Response fields (201):
| Field | Description |
|---|
data.session_id | UUID for this session. |
data.connection.livekit.url | wss:// LiveKit room URL. Pass to livekit-client. |
data.connection.livekit.token | JWT to join the room. |
data.connection.gemini_live.url | Ephemeral WebSocket URL for Gemini Live. |
data.connection.gemini_live.token | Short-lived token (scoped to ttl_seconds). |
data.max_duration_seconds | Resolved call cap (number or null if no cap). |
data.expires_at | Unix timestamp when room tokens expire. |
The LiveKit room token returned here is what you pass to livekit-client to join the room from the browser or mobile SDK. It is a standard LiveKit JWT — not a Pi API key.
max_duration_seconds and client-side enforcement
Pi cannot forcibly hang up a browser WebRTC or Gemini socket from a serverless handler. Enforce call length in your client:
- Read
max_duration_seconds from the session create response (null means no cap from Pi).
- Start a countdown timer when the session starts.
- When the timer fires: disconnect Gemini Live, leave the LiveKit room, then call
POST .../complete with the transcript.
ttl_seconds vs max_duration_seconds:
ttl_seconds (default 600, max 3600): provisioning window — LiveKit room empty timeout, LiveKit JWT TTL, and Gemini ephemeral token expiry.
max_duration_seconds (60–1800): your intended call cap, enforced by your client timer.
- Pi requires
ttl_seconds >= max_duration_seconds.
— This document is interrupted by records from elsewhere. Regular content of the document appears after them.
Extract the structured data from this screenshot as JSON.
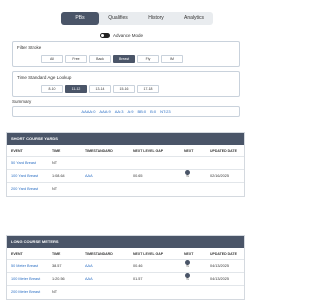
{
  "tabs": [
    {
      "label": "PBs"
    },
    {
      "label": "Qualifies"
    },
    {
      "label": "History"
    },
    {
      "label": "Analytics"
    }
  ],
  "advance_mode": {
    "label": "Advance Mode"
  },
  "filter_stroke": {
    "title": "Filter Stroke",
    "options": [
      "All",
      "Free",
      "Back",
      "Breast",
      "Fly",
      "IM"
    ],
    "selected": "Breast"
  },
  "age_lookup": {
    "title": "Time Standard Age Lookup",
    "options": [
      "8-10",
      "11-12",
      "13-14",
      "15-16",
      "17-18"
    ],
    "selected": "11-12"
  },
  "summary": {
    "title": "Summary",
    "items": [
      "AAAA:0",
      "AAA:9",
      "AA:3",
      "A:9",
      "BB:0",
      "B:0",
      "NT:23"
    ]
  },
  "short_course": {
    "title": "SHORT COURSE YARDS",
    "columns": [
      "EVENT",
      "TIME",
      "TIMESTANDARD",
      "NEXT LEVEL GAP",
      "NEXT",
      "UPDATED DATE"
    ],
    "rows": [
      {
        "event": "50 Yard Breast",
        "time": "NT",
        "standard": "",
        "gap": "",
        "next": "",
        "date": ""
      },
      {
        "event": "100 Yard Breast",
        "time": "1:08.64",
        "standard": "AAA",
        "gap": "00.65",
        "next": "S",
        "date": "02/16/2025"
      },
      {
        "event": "200 Yard Breast",
        "time": "NT",
        "standard": "",
        "gap": "",
        "next": "",
        "date": ""
      }
    ]
  },
  "long_course": {
    "title": "LONG COURSE METERS",
    "columns": [
      "EVENT",
      "TIME",
      "TIMESTANDARD",
      "NEXT LEVEL GAP",
      "NEXT",
      "UPDATED DATE"
    ],
    "rows": [
      {
        "event": "50 Meter Breast",
        "time": "38.57",
        "standard": "AAA",
        "gap": "00.46",
        "next": "S",
        "date": "04/13/2025"
      },
      {
        "event": "100 Meter Breast",
        "time": "1:20.56",
        "standard": "AAA",
        "gap": "01.57",
        "next": "S",
        "date": "04/13/2025"
      },
      {
        "event": "200 Meter Breast",
        "time": "NT",
        "standard": "",
        "gap": "",
        "next": "",
        "date": ""
      }
    ]
  },
  "colors": {
    "accent": "#4a5568",
    "link": "#2a6ec4",
    "border": "#c9d2dc"
  }
}
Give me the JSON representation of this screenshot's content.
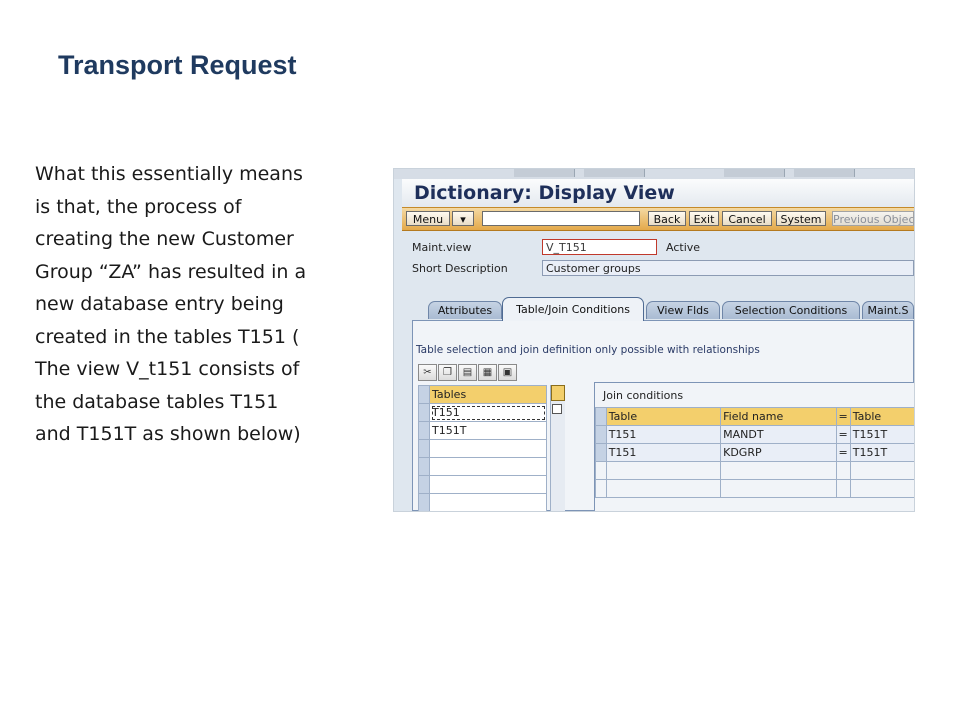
{
  "slide": {
    "title": "Transport Request",
    "paragraph_lines": [
      "What this essentially means",
      "is that, the process of",
      "creating the new Customer",
      "Group “ZA” has resulted in a",
      "new database entry being",
      "created in the tables T151 (",
      "The view V_t151 consists of",
      "the database tables T151",
      "and T151T  as shown below)"
    ]
  },
  "sap": {
    "title": "Dictionary: Display View",
    "menu": {
      "menu_label": "Menu",
      "back_label": "Back",
      "exit_label": "Exit",
      "cancel_label": "Cancel",
      "system_label": "System",
      "previous_objects_label": "Previous Objec"
    },
    "fields": {
      "maint_view_label": "Maint.view",
      "maint_view_value": "V_T151",
      "maint_view_status": "Active",
      "short_desc_label": "Short Description",
      "short_desc_value": "Customer groups"
    },
    "tabs": [
      {
        "label": "Attributes",
        "active": false
      },
      {
        "label": "Table/Join Conditions",
        "active": true
      },
      {
        "label": "View Flds",
        "active": false
      },
      {
        "label": "Selection Conditions",
        "active": false
      },
      {
        "label": "Maint.S",
        "active": false
      }
    ],
    "hint": "Table selection and join definition only possible with relationships",
    "tables_grid": {
      "header": "Tables",
      "rows": [
        "T151",
        "T151T",
        "",
        "",
        "",
        ""
      ]
    },
    "join_conditions": {
      "title": "Join conditions",
      "headers": [
        "Table",
        "Field name",
        "=",
        "Table"
      ],
      "rows": [
        [
          "T151",
          "MANDT",
          "=",
          "T151T"
        ],
        [
          "T151",
          "KDGRP",
          "=",
          "T151T"
        ]
      ]
    }
  }
}
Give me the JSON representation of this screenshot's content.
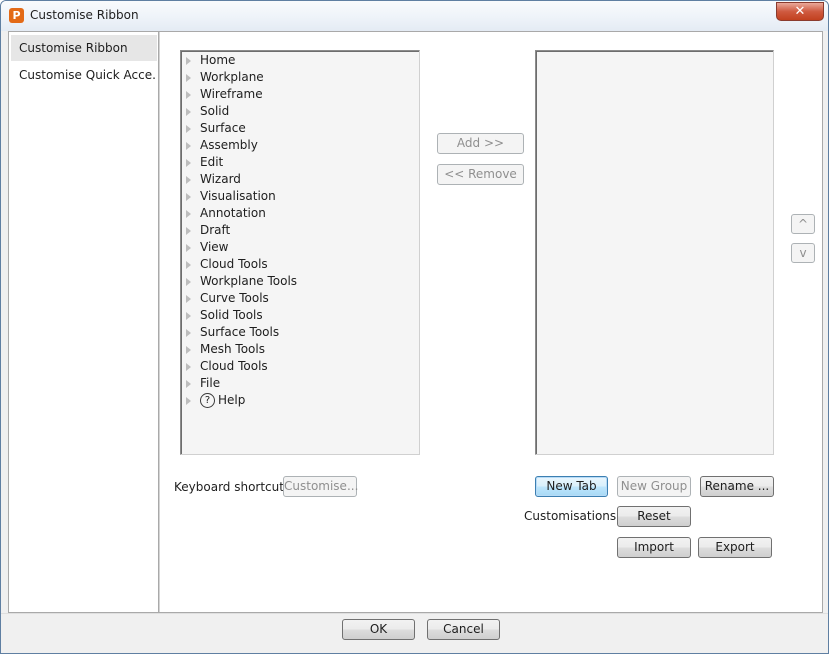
{
  "window": {
    "title": "Customise Ribbon",
    "close_glyph": "✕"
  },
  "sidebar": {
    "items": [
      {
        "label": "Customise Ribbon"
      },
      {
        "label": "Customise Quick Acce..."
      }
    ]
  },
  "tree": {
    "items": [
      {
        "label": "Home"
      },
      {
        "label": "Workplane"
      },
      {
        "label": "Wireframe"
      },
      {
        "label": "Solid"
      },
      {
        "label": "Surface"
      },
      {
        "label": "Assembly"
      },
      {
        "label": "Edit"
      },
      {
        "label": "Wizard"
      },
      {
        "label": "Visualisation"
      },
      {
        "label": "Annotation"
      },
      {
        "label": "Draft"
      },
      {
        "label": "View"
      },
      {
        "label": "Cloud Tools"
      },
      {
        "label": "Workplane Tools"
      },
      {
        "label": "Curve Tools"
      },
      {
        "label": "Solid Tools"
      },
      {
        "label": "Surface Tools"
      },
      {
        "label": "Mesh Tools"
      },
      {
        "label": "Cloud Tools"
      },
      {
        "label": "File"
      },
      {
        "label": "Help"
      }
    ],
    "help_icon_glyph": "?"
  },
  "transfer": {
    "add_label": "Add >>",
    "remove_label": "<< Remove"
  },
  "order": {
    "up_label": "^",
    "down_label": "v"
  },
  "shortcuts": {
    "label": "Keyboard shortcuts:",
    "customise_label": "Customise..."
  },
  "ribbon_actions": {
    "new_tab_label": "New Tab",
    "new_group_label": "New Group",
    "rename_label": "Rename ..."
  },
  "customisations": {
    "label": "Customisations:",
    "reset_label": "Reset",
    "import_label": "Import",
    "export_label": "Export"
  },
  "footer": {
    "ok_label": "OK",
    "cancel_label": "Cancel"
  },
  "colors": {
    "title_bar": "#eef3f9",
    "close_button": "#c9472b",
    "default_button": "#3c7fb1",
    "app_icon": "#e36a17"
  }
}
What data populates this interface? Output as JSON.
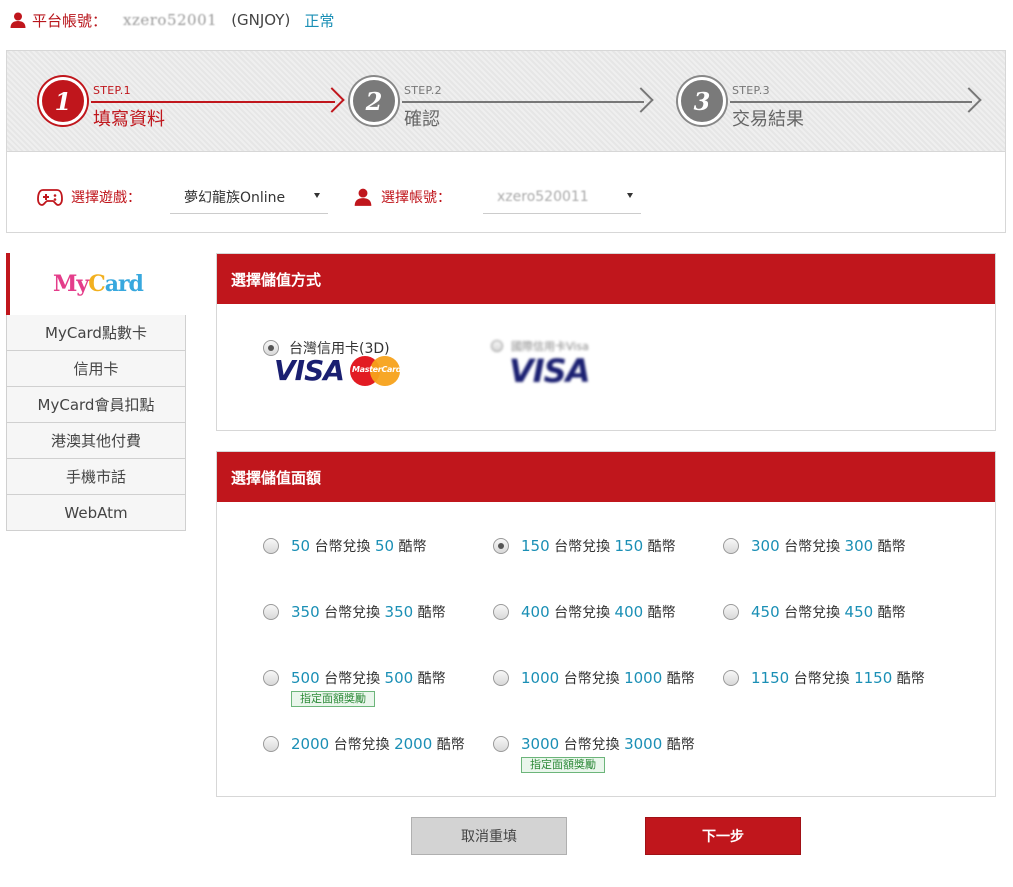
{
  "account": {
    "label": "平台帳號：",
    "value": "xzero52001",
    "org": "(GNJOY)",
    "status": "正常"
  },
  "steps": [
    {
      "num": "1",
      "small": "STEP.1",
      "title": "填寫資料",
      "state": "active"
    },
    {
      "num": "2",
      "small": "STEP.2",
      "title": "確認",
      "state": "inactive"
    },
    {
      "num": "3",
      "small": "STEP.3",
      "title": "交易結果",
      "state": "inactive"
    }
  ],
  "selectors": {
    "game": {
      "label": "選擇遊戲：",
      "value": "夢幻龍族Online"
    },
    "account": {
      "label": "選擇帳號：",
      "value": "xzero520011"
    }
  },
  "nav": {
    "logo": {
      "part1": "My",
      "part2": "C",
      "part3": "ard"
    },
    "items": [
      "MyCard點數卡",
      "信用卡",
      "MyCard會員扣點",
      "港澳其他付費",
      "手機市話",
      "WebAtm"
    ]
  },
  "payment": {
    "title": "選擇儲值方式",
    "option_label": "台灣信用卡(3D)",
    "visa_text": "VISA",
    "mastercard_text": "MasterCard",
    "visa2_text": "VISA",
    "visa2_caption": "國際信用卡Visa"
  },
  "amounts": {
    "title": "選擇儲值面額",
    "middle_text": "台幣兌換",
    "suffix": "酷幣",
    "badge": "指定面額獎勵",
    "options": [
      {
        "twd": "50",
        "coins": "50",
        "checked": false,
        "badge": false
      },
      {
        "twd": "150",
        "coins": "150",
        "checked": true,
        "badge": false
      },
      {
        "twd": "300",
        "coins": "300",
        "checked": false,
        "badge": false
      },
      {
        "twd": "350",
        "coins": "350",
        "checked": false,
        "badge": false
      },
      {
        "twd": "400",
        "coins": "400",
        "checked": false,
        "badge": false
      },
      {
        "twd": "450",
        "coins": "450",
        "checked": false,
        "badge": false
      },
      {
        "twd": "500",
        "coins": "500",
        "checked": false,
        "badge": true
      },
      {
        "twd": "1000",
        "coins": "1000",
        "checked": false,
        "badge": false
      },
      {
        "twd": "1150",
        "coins": "1150",
        "checked": false,
        "badge": false
      },
      {
        "twd": "2000",
        "coins": "2000",
        "checked": false,
        "badge": false
      },
      {
        "twd": "3000",
        "coins": "3000",
        "checked": false,
        "badge": true
      }
    ]
  },
  "buttons": {
    "reset": "取消重填",
    "next": "下一步"
  },
  "colors": {
    "brand_red": "#c0161c",
    "link_blue": "#1a8fb5"
  }
}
If too low, the session create call returns voice_session_ttl_too_short (400).
Step 3 — Complete the session
When the call ends, submit the transcript. If the agent has an output_schema or output_schema_strict, Pi runs a non-live Gemini extraction pass and returns structured results.
curl -sS -X POST "$BASE/api/v1/voice/sessions/$session_id/complete" \
-H "Authorization: Bearer $API_KEY" \
-H "Content-Type: application/json" \
-d '{
"transcript": [
{ "role": "agent", "text": "Hi, how can I help you today?" },
{ "role": "user", "text": "My account is locked and I cannot log in." },
{ "role": "agent", "text": "I can help with that. Let me look into your account." }
],
"duration_seconds": 45
}'
Response includes the full session state plus top-level results from structured extraction:
{
"session_id": "...",
"status": "completed",
"results": {
"issue_type": "account_access",
"urgency": "high",
"resolution_offered": true
},
"transcript": [...],
"duration_seconds": 45
}
POST .../complete only succeeds when the session status is active. If the session has already been completed or failed, the call returns voice_session_not_active (409). Always complete sessions promptly after the call ends to avoid token expiry.
LiveKit webhook
Configure POST /api/v1/voice/webhooks/livekit in your LiveKit project dashboard to receive room lifecycle events. Pi verifies the LiveKit-signed body using LIVEKIT_WEBHOOK_API_KEY / LIVEKIT_WEBHOOK_API_SECRET.
On room_finished, Pi merges room metadata into the matching voice_sessions row. Final completion and structured results still go through POST .../complete — the webhook does not auto-complete a session.
The LiveKit webhook route does not use Pi Bearer auth. LiveKit signs the raw request body; Pi verifies the signature independently.